What is seasickness?

Seasickness is a form of motion sickness. It is caused by misinterpreted signals from the inner ear and the brain. The eyes see walls, floors, rooms of the ship and the brain automatically perceives them as stable, basing on its previous experience. However, the balancing portion of the brain perceives motion of the ship, and the two signals make the brain confused.

Seasickness usually only lasts a few days, until the brain becomes adapted to the new environment. Just like motion sickness, seasickness can affect anyone.

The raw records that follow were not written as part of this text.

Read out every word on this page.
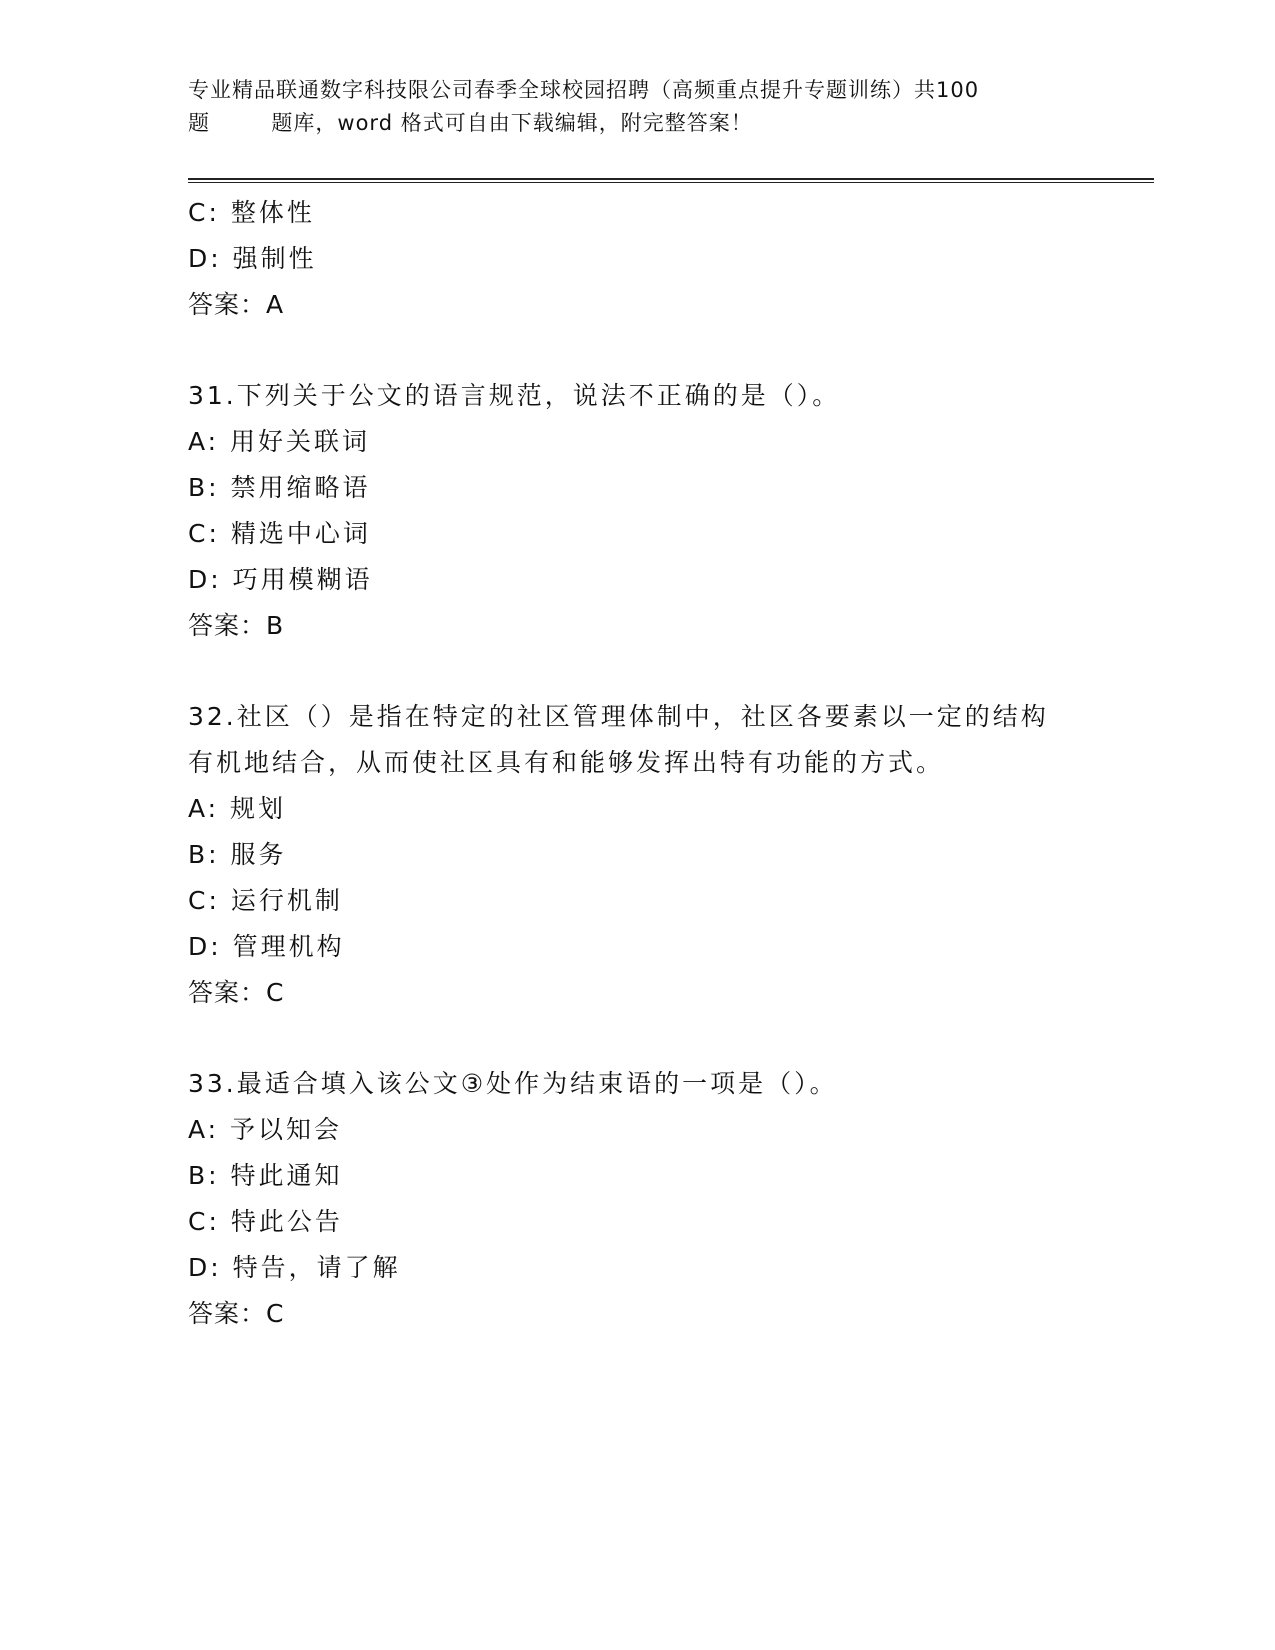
专业精品联通数字科技限公司春季全球校园招聘（高频重点提升专题训练）共100

题        题库，word 格式可自由下载编辑，附完整答案！
C: 整体性
D: 强制性
答案：A
31.下列关于公文的语言规范，说法不正确的是（）。
A: 用好关联词
B: 禁用缩略语
C: 精选中心词
D: 巧用模糊语
答案：B
32.社区（）是指在特定的社区管理体制中，社区各要素以一定的结构
有机地结合，从而使社区具有和能够发挥出特有功能的方式。
A: 规划
B: 服务
C: 运行机制
D: 管理机构
答案：C
33.最适合填入该公文③处作为结束语的一项是（）。
A: 予以知会
B: 特此通知
C: 特此公告
D: 特告，请了解
答案：C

In fact, ninety percent of all people are bound to feel a little queasy at least once on a ship or during a long car ride. For some people, this is only an occasional and short-lasting occurrence but less fortunate ones suffer from days until the whole trip is ruined.

Symptoms of seasickness

The main symptom of seasickness is nausea, with or without vomiting. A person suffering from seasickness may also feel weak, worn out and sleepy. There are medications, such as Dramamine, that can be very helpful against seasickness but there are also tips and tricks that may prevent it as well.

Prevention of seasickness

Even people who tend to suffer from motion sickness or sea sickness can follow a few advices as to how this unpleasant experience can be avoided. For example, it helps to gaze but not to fix the eyes on the horizon. Looking through a window can also help. It is not recommended to look or stare into objects that are stable, such as floors, walls, furniture and such. The same goes for reading, writing or doing needlework.

It also helps to keep busy, to walk around, drink plenty of water and take deep breaths of fresh air on the deck. Facing forward and not at the side of the ship is also recommended.

What to eat during travel

During bouts of seasickness it may seem impossible to eat or to keep anything down, but that does not mean a person should be starving. Eating some bland foods, such as dry toast, plain rice and bananas, will soothe the stomach, especially after vomiting. Ginger tea is highly recommended and some people find that carbonated water and soda pops also help.

Persons who have already experienced seasickness on previous travels should choose larges ships that do not rock as much as smaller ones and go on trips in calm waters, such as the Caribbean (except for the hurricane season) or river cruises.